As well as dealing with growing demand, the NCA would aim to boost digital forensics, covert surveillance and financial investigations with additional funding.
Ms Owens added: "Some will say we cannot afford to provide more investment, but I say we cannot afford not to.
"The organised criminals of today are indiscriminate, they care less about what types of crime they're involved in, as long as it makes them a profit.
"These groups are preying on the most vulnerable in society, including young children and the elderly, those most unable to protect themselves.
"The choice is stark.
"Failing to invest will result in the gradual erosion of our capabilities and our ability to protect the public."
The NCA's annual National Strategic Assessment found that the number of ‘county lines’ gangs has surged from 720 to more than 2,000 in around a year.
These are drug dealing networks that operate lucrative phone lines, delivering illegal substances from urban bases out into more rural areas.
They are known for forcing young and vulnerable people into crime.
The NCA said that in some areas there are now crime gangs nearly solely made up of children and young people.
Detective Inspector Jamie Henderson, who heads up the Fortify team in Sheffield, said his team’s efforts are ‘relentless’ in tackling organised crime groups.

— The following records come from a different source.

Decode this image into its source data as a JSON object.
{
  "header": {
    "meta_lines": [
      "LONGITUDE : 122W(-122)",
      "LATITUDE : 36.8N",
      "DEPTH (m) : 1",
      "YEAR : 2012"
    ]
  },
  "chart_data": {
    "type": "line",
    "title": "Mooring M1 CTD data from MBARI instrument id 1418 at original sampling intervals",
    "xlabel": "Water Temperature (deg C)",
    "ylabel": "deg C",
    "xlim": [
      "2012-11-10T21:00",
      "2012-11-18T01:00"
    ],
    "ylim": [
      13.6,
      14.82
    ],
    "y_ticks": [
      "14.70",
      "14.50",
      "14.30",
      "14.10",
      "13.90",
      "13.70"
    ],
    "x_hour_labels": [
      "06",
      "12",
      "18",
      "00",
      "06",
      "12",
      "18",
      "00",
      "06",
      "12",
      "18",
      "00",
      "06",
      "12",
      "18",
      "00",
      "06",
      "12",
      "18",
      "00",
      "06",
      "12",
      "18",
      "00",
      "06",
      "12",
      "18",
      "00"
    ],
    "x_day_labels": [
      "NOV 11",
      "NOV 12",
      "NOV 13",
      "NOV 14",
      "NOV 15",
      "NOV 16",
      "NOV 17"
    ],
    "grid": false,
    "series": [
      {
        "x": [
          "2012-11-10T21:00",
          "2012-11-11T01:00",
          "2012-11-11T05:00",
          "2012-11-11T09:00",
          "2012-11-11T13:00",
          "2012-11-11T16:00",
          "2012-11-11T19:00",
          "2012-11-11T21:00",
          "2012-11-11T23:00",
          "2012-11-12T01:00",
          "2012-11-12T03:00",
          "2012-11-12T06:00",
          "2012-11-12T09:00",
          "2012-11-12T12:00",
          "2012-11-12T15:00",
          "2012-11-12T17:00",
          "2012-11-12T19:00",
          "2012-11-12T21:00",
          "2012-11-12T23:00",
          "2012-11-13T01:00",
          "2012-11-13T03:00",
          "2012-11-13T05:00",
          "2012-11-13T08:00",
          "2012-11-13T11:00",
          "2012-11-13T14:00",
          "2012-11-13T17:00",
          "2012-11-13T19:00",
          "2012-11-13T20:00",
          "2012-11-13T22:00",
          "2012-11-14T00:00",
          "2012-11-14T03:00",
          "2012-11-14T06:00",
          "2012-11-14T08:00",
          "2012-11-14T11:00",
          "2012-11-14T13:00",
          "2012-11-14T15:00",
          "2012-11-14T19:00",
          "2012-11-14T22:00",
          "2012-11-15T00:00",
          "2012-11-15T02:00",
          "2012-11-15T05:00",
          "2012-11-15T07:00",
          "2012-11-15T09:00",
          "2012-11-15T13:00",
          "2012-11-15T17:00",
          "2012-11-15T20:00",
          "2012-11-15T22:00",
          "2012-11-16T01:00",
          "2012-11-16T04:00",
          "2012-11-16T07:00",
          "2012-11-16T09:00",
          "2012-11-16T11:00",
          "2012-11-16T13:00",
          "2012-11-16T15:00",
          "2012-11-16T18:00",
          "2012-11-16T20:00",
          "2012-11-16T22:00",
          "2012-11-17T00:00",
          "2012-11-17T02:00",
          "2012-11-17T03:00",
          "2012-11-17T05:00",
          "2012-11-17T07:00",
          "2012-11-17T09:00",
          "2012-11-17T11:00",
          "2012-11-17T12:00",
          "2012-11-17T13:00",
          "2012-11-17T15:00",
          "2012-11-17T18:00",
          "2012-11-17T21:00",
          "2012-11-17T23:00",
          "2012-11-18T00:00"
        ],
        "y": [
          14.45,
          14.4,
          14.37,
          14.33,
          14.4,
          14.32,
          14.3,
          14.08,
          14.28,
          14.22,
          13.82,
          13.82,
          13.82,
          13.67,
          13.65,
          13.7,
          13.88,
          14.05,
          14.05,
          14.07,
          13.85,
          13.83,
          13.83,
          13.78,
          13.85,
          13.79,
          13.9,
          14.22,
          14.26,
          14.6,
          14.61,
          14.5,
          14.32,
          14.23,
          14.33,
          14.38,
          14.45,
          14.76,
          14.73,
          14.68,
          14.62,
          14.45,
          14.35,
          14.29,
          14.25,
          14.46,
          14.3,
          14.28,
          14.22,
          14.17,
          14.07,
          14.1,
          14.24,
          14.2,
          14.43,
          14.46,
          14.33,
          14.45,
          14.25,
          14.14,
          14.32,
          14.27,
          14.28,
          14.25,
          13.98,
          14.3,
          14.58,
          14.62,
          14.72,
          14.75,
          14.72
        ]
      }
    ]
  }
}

He added: “I manage a team of five sergeants and around 40 constables whose specific role is to identify, disrupt and ultimately eradicate organised criminality in the city.
“There is a lot of excellent work already under way to tackle this type of activity and bring offenders to justice, which has resulted in successful prosecutions and ultimately seen some dangerous criminals, weapons, firearms and drugs taken off our streets.
On a daily basis, we gather intelligence, execute warrants and make arrests. We average 10-15 arrests per week, and so far this year 36 of our mapped OCG nominals have been brought in to custody.
“We have recovered 10 firearms, over 30 knives, £150,000 in cash and in excess of 3000 cannabis plants and a kilo of cocaine. To put it in to perspective, a single cannabis plant can be worth around £1,000 – so that’s £3 million that could otherwise have been funding the work of organised criminals.
“The operation spans much further than my team though. We have excellent engagement with partner organisations and communities across the city; there is a real sense of collective responsibility when it comes to tackling organised crime and protecting those most likely to be exploited.
“We work to protect some of the most vulnerable people in society – those who are seen to be easy targets for OCGs. This year we have made over 60 safeguarding referrals to partner services where we believe there is either a vulnerable adult or child at risk from being exploited.
“We also recognise the need to work with communities that are disproportionately affected by organised crime. Increasing confidence and strengthening resilience in these communities is vital to our operation and we have commenced a programme of consolation and engagement in key communities
“I want to send a very clear and powerful message to those who think they can get away with targeting vulnerable people in Sheffield that we will do everything in our power to stop you in your tracks and bring you to justice.”